An education of a different kind — that which comes from adversity — is something Sprowls encourages today’s USF students to embrace.
“Challenges and adversity are your friends, not something to be shied away from,” he says. “When you talk to most successful people and ask them to describe something they place the greatest value on, that was the best thing they did, chances are they’ll tell you about something that was extremely difficult for them to do.
“When it comes to the university setting, find people to challenge you intellectually, who think differently, and engage them in a free exchange of ideas. Facing adversity in academic life will help you be successful in life more generally.”
Sprowls knows something about adversity. During his senior year of high school, he was diagnosed with Hodgkins’ lymphoma and went through eight months of chemotherapy.
“Having that experience allowed me to recognize a major challenge and the benefits of experiencing it,” he says. “Let’s be honest — most people might not experience cancer, it also could be a terrible tragedy, a difficult upbringing — each of us has something and the question is how we handle it.”
Some of the lessons he learned came from people he was around during his treatments.
“Since I was so young, I was usually around people who were much older, and they were willing to share their stories, their courageous moments,” Sprowls says. “That experience allows you to understand that sometimes you can borrow courage from other people. We all have difficult moments and when others are facing adversity, it’s also important that we allow them to borrow courage from us.”
Many valuable lessons come from engaging with others. Yet today, thanks to technology and social media, “we’re engaged all the time and yet not at all,” Sprowls says.

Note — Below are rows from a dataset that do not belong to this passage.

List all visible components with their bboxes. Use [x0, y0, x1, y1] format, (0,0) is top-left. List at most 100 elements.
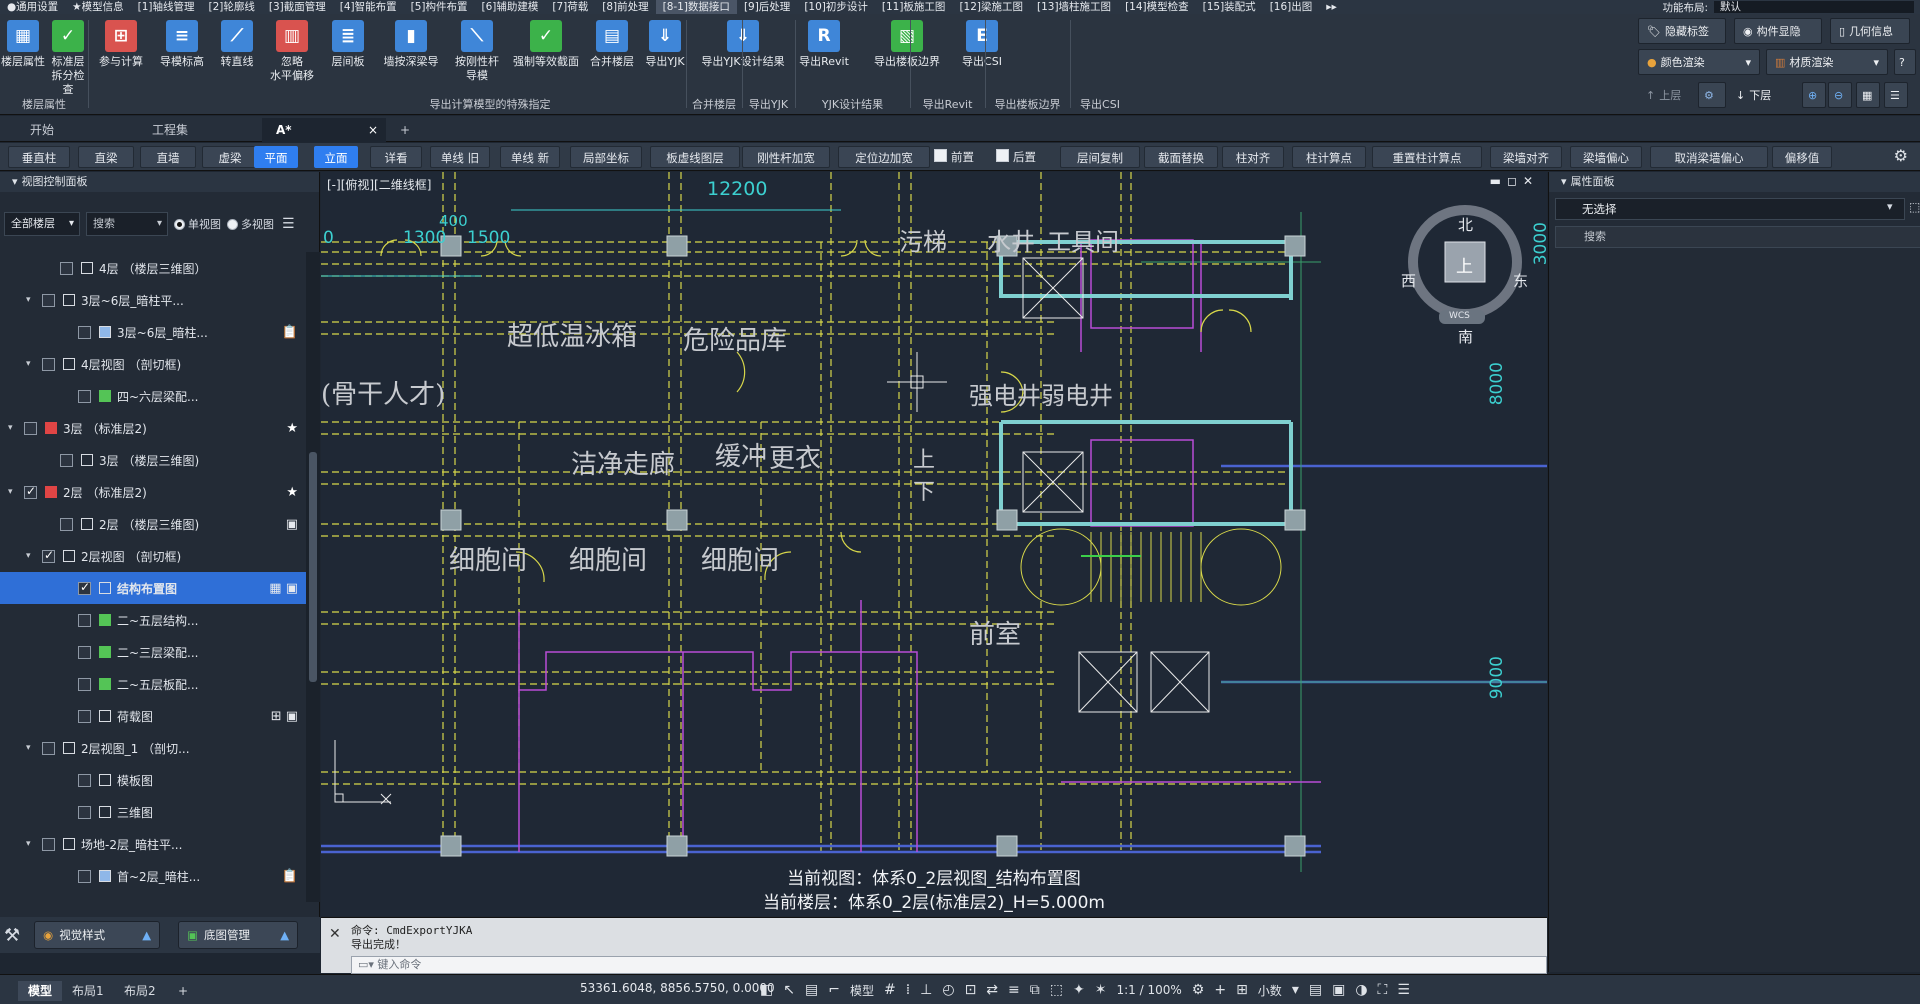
ribbon-button[interactable]: ▦ 楼层属性 — [0, 20, 46, 69]
tool-button[interactable]: 直梁 — [78, 146, 134, 168]
tools-icon[interactable]: ⚒ — [4, 925, 20, 946]
tree-item[interactable]: 4层 （楼层三维图） — [0, 252, 306, 284]
tool-button[interactable]: 单线 新 — [500, 146, 560, 168]
paper-icon[interactable]: ▤ — [805, 982, 818, 998]
view-style-button[interactable]: ◉ 视觉样式 ▲ — [34, 921, 161, 949]
ribbon-button[interactable]: ⟋ 转直线 — [212, 20, 262, 69]
menu-item[interactable]: [8-1]数据接口 — [655, 0, 737, 14]
3d-osnap-icon[interactable]: ⬚ — [1050, 982, 1063, 998]
menu-item[interactable]: [6]辅助建模 — [474, 0, 545, 14]
tool-button[interactable]: 偏移值 — [1772, 146, 1832, 168]
close-icon[interactable]: ✕ — [329, 926, 341, 942]
tool-button[interactable]: 柱对齐 — [1222, 146, 1284, 168]
tree-item-action-icon[interactable]: 📋 — [282, 869, 298, 884]
list-view-icon[interactable]: ☰ — [1884, 82, 1908, 108]
annotation-scale[interactable]: 1:1 / 100% — [1116, 983, 1181, 997]
view-tree-scrollbar[interactable] — [306, 252, 320, 902]
tree-item[interactable]: ▾ 场地-2层_暗柱平... — [0, 828, 306, 860]
minimize-icon[interactable]: ▬ — [1490, 174, 1507, 188]
tree-checkbox[interactable] — [78, 869, 91, 883]
osnap-icon[interactable]: ⊡ — [965, 982, 977, 998]
clean-screen-icon[interactable]: ⛶ — [1378, 982, 1388, 998]
geometry-info-button[interactable]: ▯ 几何信息 — [1830, 18, 1910, 44]
menu-item[interactable]: ●通用设置 — [0, 0, 65, 14]
tool-button[interactable]: 柱计算点 — [1292, 146, 1366, 168]
tree-toggle-icon[interactable]: ▾ — [26, 359, 36, 369]
ribbon-button[interactable]: ⇓ 导出YJK — [640, 20, 690, 69]
tree-item[interactable]: ▾ 2层视图_1 （剖切... — [0, 732, 306, 764]
tool-button[interactable]: 板虚线图层 — [650, 146, 740, 168]
color-render-button[interactable]: ● 颜色渲染 ▾ — [1638, 49, 1760, 75]
menu-item[interactable]: [4]智能布置 — [333, 0, 404, 14]
menu-item[interactable]: [16]出图 — [1263, 0, 1320, 14]
isolate-icon[interactable]: ◑ — [1355, 982, 1367, 998]
ribbon-button[interactable]: ≡ 导模标高 — [152, 20, 212, 69]
tree-checkbox[interactable] — [42, 741, 55, 755]
tree-checkbox[interactable] — [24, 901, 37, 902]
ribbon-button[interactable]: R 导出Revit — [794, 20, 854, 69]
tree-checkbox[interactable] — [78, 613, 91, 627]
add-tab-icon[interactable]: + — [392, 118, 422, 142]
tree-checkbox[interactable] — [60, 517, 73, 531]
drawing-canvas[interactable]: [-][俯视][二维线框] ▬◻✕ 12200 400 0 1300 1500 … — [321, 172, 1547, 916]
multi-view-radio[interactable]: 多视图 — [227, 216, 274, 232]
tree-checkbox[interactable] — [78, 645, 91, 659]
units-selector[interactable]: 小数 — [1258, 982, 1282, 999]
tool-button[interactable]: 定位边加宽 — [838, 146, 930, 168]
tree-checkbox[interactable] — [24, 421, 37, 435]
wcs-label[interactable]: WCS — [1449, 311, 1470, 321]
settings-gear-icon[interactable]: ⚙ — [1698, 82, 1726, 108]
tree-item[interactable]: 二~五层板配... — [0, 668, 306, 700]
close-icon[interactable]: ✕ — [1523, 174, 1539, 188]
selection-dropdown[interactable]: 无选择 — [1555, 198, 1905, 220]
compass-south[interactable]: 南 — [1458, 326, 1473, 347]
ribbon-button[interactable]: ⊞ 参与计算 — [92, 20, 150, 69]
tree-item[interactable]: ▾ 3层 （标准层2) ★ — [0, 412, 306, 444]
tool-button[interactable]: 立面 — [314, 146, 358, 168]
tool-button[interactable]: 梁墙对齐 — [1490, 146, 1562, 168]
menu-item[interactable]: [14]模型检查 — [1118, 0, 1196, 14]
tree-toggle-icon[interactable]: ▾ — [26, 551, 36, 561]
tool-button[interactable]: 后置 — [996, 146, 1056, 168]
tool-button[interactable]: 刚性杆加宽 — [742, 146, 830, 168]
ribbon-button[interactable]: ▤ 合并楼层 — [588, 20, 636, 69]
tree-item-action-icon[interactable]: ▣ — [286, 517, 298, 532]
tree-item[interactable]: ▾ 4层视图 （剖切框) — [0, 348, 306, 380]
menu-icon[interactable]: ☰ — [282, 216, 295, 232]
tree-item-action-icon[interactable]: ★ — [286, 901, 298, 903]
tree-item-action-icon[interactable]: ⊞ ▣ — [271, 709, 298, 724]
properties-search-input[interactable]: 搜索 — [1555, 226, 1920, 248]
tree-checkbox[interactable] — [24, 484, 37, 499]
tool-button[interactable]: 虚梁 — [202, 146, 258, 168]
single-view-radio[interactable]: 单视图 — [174, 216, 221, 232]
plus-icon[interactable]: + — [1214, 982, 1226, 998]
selection-cycle-icon[interactable]: ⧉ — [1030, 982, 1040, 998]
command-input[interactable]: ▭▾ 键入命令 — [351, 956, 1547, 974]
zoom-in-icon[interactable]: ⊕ — [1802, 82, 1826, 108]
grid-display-icon[interactable]: # — [884, 982, 896, 998]
scrollbar-thumb[interactable] — [309, 452, 317, 682]
annotation-scale-icon[interactable]: ✶ — [1095, 982, 1107, 998]
menu-item[interactable]: [3]截面管理 — [262, 0, 333, 14]
add-layout-icon[interactable]: + — [168, 981, 198, 1001]
material-render-button[interactable]: ▥ 材质渲染 ▾ — [1766, 49, 1888, 75]
ribbon-button[interactable]: ✓ 强制等效截面 — [508, 20, 584, 69]
menu-item[interactable]: [7]荷载 — [545, 0, 595, 14]
tree-item-action-icon[interactable]: ▦ ▣ — [269, 581, 298, 596]
compass-north[interactable]: 北 — [1458, 214, 1473, 235]
snap-icon[interactable]: ⁞ — [906, 982, 910, 998]
tree-item[interactable]: 3层~6层_暗柱... 📋 — [0, 316, 306, 348]
floor-filter-dropdown[interactable]: 全部楼层 — [4, 212, 80, 236]
units-icon[interactable]: ⊞ — [1236, 982, 1248, 998]
tree-item[interactable]: 首~2层_暗柱... 📋 — [0, 860, 306, 892]
menu-item[interactable]: [8]前处理 — [595, 0, 655, 14]
tree-item[interactable]: 模板图 — [0, 764, 306, 796]
ortho-icon[interactable]: ⊥ — [920, 982, 932, 998]
tool-button[interactable]: 垂直柱 — [8, 146, 70, 168]
tree-checkbox[interactable] — [78, 677, 91, 691]
table-view-icon[interactable]: ▦ — [1856, 82, 1880, 108]
zoom-out-icon[interactable]: ⊖ — [1828, 82, 1852, 108]
help-icon[interactable]: ? — [1894, 49, 1916, 75]
tree-checkbox[interactable] — [78, 325, 91, 339]
tree-item-action-icon[interactable]: ★ — [286, 421, 298, 436]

“If I could go back to my younger self, my time as a student, I’d try to be more cognizant of the fact that engaging with people, living in the moment, is a richer experience,” he says. “I would ask today’s young people — ‘do you feel so much better after spending an hour on Facebook? Do you feel more energized about life?’ If the answer is no, why are we doing it? I’d encourage students to avoid having their computers open or their phones on during class. Block off time to be totally engaged.”